Half Arsed Addicts
Question of the day:
How many partners makes you a sex addict?
Did you get it right?
Yes, it's forty. Forty measly men makes a sex addict!
I just read a review of self styled sex addict Kerry Cohen's book Loose Girl: A Memoir of Promiscuity. Kerry apparently can barely remember all of the 40-odd men she's slept with (her list includes "that guy with the dog" and "the one who kept talking during sex as though we were just hanging out")
At first I checked my calendar. It wasn't April 1st. This wasn't some ridiculous practical joke.
I'm sorry, but forty doesn't make you an addict. You just felt desperate, slept with a handful of people to shore up your fragile self-esteem, they didn't like you the next day, you felt like shit. Ergo you're an addict? I don't think so.

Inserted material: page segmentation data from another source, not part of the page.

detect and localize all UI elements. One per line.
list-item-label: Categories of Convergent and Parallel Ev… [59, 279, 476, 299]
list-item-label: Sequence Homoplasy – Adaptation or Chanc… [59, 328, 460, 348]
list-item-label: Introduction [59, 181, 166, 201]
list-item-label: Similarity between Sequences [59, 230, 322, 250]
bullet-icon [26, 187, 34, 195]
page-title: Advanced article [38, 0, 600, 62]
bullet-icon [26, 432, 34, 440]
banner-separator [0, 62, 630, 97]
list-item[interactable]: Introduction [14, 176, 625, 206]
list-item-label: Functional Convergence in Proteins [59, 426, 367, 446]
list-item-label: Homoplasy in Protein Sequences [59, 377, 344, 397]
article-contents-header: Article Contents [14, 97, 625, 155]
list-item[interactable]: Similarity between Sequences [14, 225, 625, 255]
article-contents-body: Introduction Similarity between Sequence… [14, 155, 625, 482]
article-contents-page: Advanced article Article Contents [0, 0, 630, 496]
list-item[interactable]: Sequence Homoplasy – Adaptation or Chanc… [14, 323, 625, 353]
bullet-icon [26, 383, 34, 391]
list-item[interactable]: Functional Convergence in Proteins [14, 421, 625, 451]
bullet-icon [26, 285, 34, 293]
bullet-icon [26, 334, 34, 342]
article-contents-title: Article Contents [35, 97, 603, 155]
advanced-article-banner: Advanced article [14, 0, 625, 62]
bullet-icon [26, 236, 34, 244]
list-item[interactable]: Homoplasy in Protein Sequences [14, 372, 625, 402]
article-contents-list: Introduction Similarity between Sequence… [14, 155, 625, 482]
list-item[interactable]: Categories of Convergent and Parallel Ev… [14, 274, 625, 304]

I'm getting a little tired of half-arsed addicts.
What if I said to you, I confess....I am addicted to chewing my cuticles.
I'm a Cuticle Chewing Addict.
I have chewed through six pounds of cuticles over the years.
Can I be helped?
Can I break free from this powerful addiction?
Would you have any sympathy for me?
Other made up 'addictions' include:
Those who are caught in flagrante with someone other than their partner. Their excuse: "I was asleep."
Yes, if you ever need a convenient excuse to get yourself out of a hole, say you have the medical disorder known as Sleepus Bonkimus, otherwise known as: sleep sex.
Also, no, please don't laugh, there are actually people who blame being fat on a disorder they call: Stuffing my face all night and then pretending I didn't, otherwise known as: sleep
eating. For your information, sleep eating is a sleep-related disorder, although some specialists consider it to be a combination of a sleep and an eating disorder. It is a relatively rare and little known condition that is gaining recognition in sleep medicine. Other names for sleep eating are sleep-related eating (disorder), nocturnal sleep-related eating disorder (NS-RED), and sleep-eating syndrome.Sleep eating is characterized by sleepwalking and excessive nocturnal overeating (compulsive hyperphagia).
If there are any doctors or addiction specialists out there, can you explain why sleep eaters only eat cakes and don't, say, raid the salad drawer?
No, I'm getting pretty tired of everyone wanting to be in the addicts club. Of claiming to have an addiction, however ludicrous. And if you can't have an addiction, have an allergy. And if you can't have an allergy, have a sensitivity.
Do share your heart-wrenching, traumatic addictions on this blog. Becaue I care, I really do.